Three-time Paralympian, Marine veteran and legendary long-distance rower Angela Madsen was declared dead by the Coast Guard at 11 p.m. on Monday, June 22, 2020. Her body was found tethered to her ocean rowboat approximately 1,280 miles away from where she departed on her quest to row solo from California to Hawaii.
“If successful, this will be a trifecta for a solo Pacific rower,” wrote Madsen in her blog. “The first paraplegic. First openly gay athlete. And oldest woman to do a solo crossing.”
Madsen departed Marina Del Ray on April 24 in her custom-built 20-foot oceangoing rowboat, Row Of Life, and headed toward Honolulu, Hawaii. The 2,500-mile ocean journey was expected to take up to four months. Updates in her online blog said that she had been fighting strong winds and difficult seas, but was in great spirits and enjoying the challenge, taking time to appreciate her 60th birthday on May 10.
Madsen is well known in the adaptive sports community, having competed in three Paralympics. Her sports were rowing, javelin and shot put, and she earned a bronze medal in the latter during the 2012 London games. She was happy to share her knowledge and would bring Row Of Life to the Abilities Expo to give demonstrations and share tales of her adventures, always with enthusiasm and a beaming smile.
“Angela had an amazing generosity of spirit and would show up wherever, whenever she was asked to help out,” says Annie Desalernos, athlete liaison and executive committee member at Valor Games Far West. “When we did events for veterans with disabilities through Paralympic Sport Sacramento, she would load up her sprinter van with adaptive track and field gear and she and her wife, Debra, would drive up to Sacramento from Long Beach. Debra was a constant help and captured the events through her excellent photography, and Angela would teach and coach shot put and javelin. They were an amazing team, always in good spirits and extremely funny.”

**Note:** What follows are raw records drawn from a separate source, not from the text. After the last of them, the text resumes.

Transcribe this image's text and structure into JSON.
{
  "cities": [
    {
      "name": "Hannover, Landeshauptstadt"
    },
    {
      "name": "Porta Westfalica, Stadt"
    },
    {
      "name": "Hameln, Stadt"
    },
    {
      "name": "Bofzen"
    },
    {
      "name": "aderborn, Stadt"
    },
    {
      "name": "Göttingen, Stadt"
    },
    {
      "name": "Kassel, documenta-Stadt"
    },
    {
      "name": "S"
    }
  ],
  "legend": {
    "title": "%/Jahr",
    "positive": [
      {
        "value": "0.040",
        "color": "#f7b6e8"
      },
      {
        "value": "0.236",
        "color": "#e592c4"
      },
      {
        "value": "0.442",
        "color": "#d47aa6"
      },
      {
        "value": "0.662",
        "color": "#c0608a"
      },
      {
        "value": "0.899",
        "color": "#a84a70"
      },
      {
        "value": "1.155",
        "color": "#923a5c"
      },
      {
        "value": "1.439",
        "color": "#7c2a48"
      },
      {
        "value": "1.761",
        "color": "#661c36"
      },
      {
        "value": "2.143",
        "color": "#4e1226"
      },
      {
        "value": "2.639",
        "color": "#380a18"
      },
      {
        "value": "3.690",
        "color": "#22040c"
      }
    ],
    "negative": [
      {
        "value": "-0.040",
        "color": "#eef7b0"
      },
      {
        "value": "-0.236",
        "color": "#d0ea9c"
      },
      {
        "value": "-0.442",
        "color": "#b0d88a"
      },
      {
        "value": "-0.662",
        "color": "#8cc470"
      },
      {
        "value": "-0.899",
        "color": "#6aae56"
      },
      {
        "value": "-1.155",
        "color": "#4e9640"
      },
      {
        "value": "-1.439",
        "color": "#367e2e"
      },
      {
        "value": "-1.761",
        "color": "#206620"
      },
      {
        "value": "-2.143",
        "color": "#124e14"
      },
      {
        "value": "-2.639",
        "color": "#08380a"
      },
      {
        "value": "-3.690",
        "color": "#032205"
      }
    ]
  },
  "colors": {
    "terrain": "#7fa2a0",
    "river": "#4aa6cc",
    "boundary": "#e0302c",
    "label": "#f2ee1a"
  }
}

Long-distance ocean rowing was Madsen’s passion and earned her 14 Guinness World Records titles. She crossed the Atlantic twice — in 2007 with one other rower and in 2011 as part of a team. In 2009 she crossed the Indian Ocean with a team of eight rowers, and in the next year she circumnavigated Great Britain with three other women. In 2014, she was part of two-person Pacific ocean crossing from California to Hawaii.
Madsen made her first solo attempt to cross from California to Hawaii in 2013, setting off from Santa Cruz harbor in her Row Of Life. Unfortunately she ran into a series of strong storms on the eighth day, experiencing multiple capsizes and needing to be rescued. A trawler found her abandoned and damaged craft and towed it to Long Beach.
On Madsen’s current crossing attempt, despite facing difficult headwinds and large seas, her GPS tracker and blog updates showed she was making steady progress. On her 60th day at sea, she was near the half-way point to Hawaii, making it likely she would have arrived in Honolulu within her planned four-month time frame.
In Madsen’s last text message sent on Saturday night, June 20, she said she planned to enter the water the next day, wearing a harness and safety line, to fix some hardware on the boat that attaches a para-anchor. The parachute-like device can be deployed into the water to stabilize a boat in heavy weather and big seas, both of which were forecast to come her way in the next few days. On Sunday, Debra and their friend Soraya Simi, who is making a documentary about the crossing, contacted the Coast Guard because the boat’s course was aimlessly drifting and Madsen was not returning text messages. The Coast Guard dispatched the C-17 plane that spotted her lifeless body in the water, tethered to Row Of Life.
A German cargo ship headed to Tahiti from Oakland heard the Coast Guard’s call and recovered Madsen’s body late Monday night. The Row Of Life is adrift and Debra hopes to find a way to recover it. Madsen’s Facebook page has a summery written by Debra saying, “Angela is now en route to Tahiti without me, which was not our agreement. Angela was living her dream. She loved being on the water.”
A GoFundMe page has been set up to help pay the costs of recovering Madsen’s body from Tahiti and also to hopefully recover her boat, Row Of Life.